Lekarz podkreśla, że system ochrony zdrowia upadł i wbrew temu co mówi minister zdrowia nie jesteśmy na granicy wydolności. W jego ocenie już ją przekroczyliśmy. Brak dostatecznego przygotowania systemu do epidemii wynika jego zdaniem z błędnej polityki zdrowotnej przyjętej przez rząd, co doprowadziło do większego nieszczęścia od stanu wojennego.

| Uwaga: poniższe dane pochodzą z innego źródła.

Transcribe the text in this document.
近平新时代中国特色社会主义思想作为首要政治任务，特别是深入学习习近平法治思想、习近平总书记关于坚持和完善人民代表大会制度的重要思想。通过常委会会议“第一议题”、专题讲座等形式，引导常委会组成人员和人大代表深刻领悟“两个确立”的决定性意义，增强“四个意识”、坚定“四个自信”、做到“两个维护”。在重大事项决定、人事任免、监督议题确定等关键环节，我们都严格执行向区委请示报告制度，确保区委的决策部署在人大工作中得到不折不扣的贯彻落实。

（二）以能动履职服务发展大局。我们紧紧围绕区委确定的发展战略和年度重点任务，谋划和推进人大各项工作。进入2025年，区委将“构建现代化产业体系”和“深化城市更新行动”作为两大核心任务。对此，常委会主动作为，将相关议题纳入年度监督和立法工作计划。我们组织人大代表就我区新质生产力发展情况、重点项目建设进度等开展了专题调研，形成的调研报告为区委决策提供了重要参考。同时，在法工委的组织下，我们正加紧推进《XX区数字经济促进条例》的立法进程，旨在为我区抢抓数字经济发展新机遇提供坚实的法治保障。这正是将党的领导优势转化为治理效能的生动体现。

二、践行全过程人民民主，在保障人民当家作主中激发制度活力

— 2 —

Wyjaśnia też, że na niewydolność szpitali jest wiele dowodów. Najważniejszym z nich jest liczba zgonów we wrześniu i październiku, w których to miesiącach zmarło 16 tys. więcej Polaków niż w zeszłym roku w tych samym czasie, z czego oficjalnie na Covid-19 ok. 4 tys. Dane te plasowały nas kilka dni temu na czwartym miejscu na świecie pod względem zgonów chorych z rozpoznanym tej choroby. Pierwsze były USA, druga Brazylia, trzeci Meksyk.
Dodaje, że obecnie, gdy dochodzi do wypadku czy nagłego zdarzenia medycznego, jak np. zawał serca w domu, pacjent nie wie, czy zdąży przyjechać do niego karetka z zespołem ratującym mu życie.
Kolejnym nierozwiązanym problemem jest kondycja pracowników ochrony zdrowia, którzy przeżywają obecnie zbiorową traumę. Jak wyjaśnia codziennie słyszy historie np. o pielęgniarkach, które rzucono na pierwszą linię frontu, do zajmowania się pacjentami wymagającymi wentylacji mechanicznej, ale ich nie przeszkolono w tym zakresie. Ich poziom stresu jest taki, że wychodząc ze strefy czerwonej, gdzie leżą chorzy, wymiotują.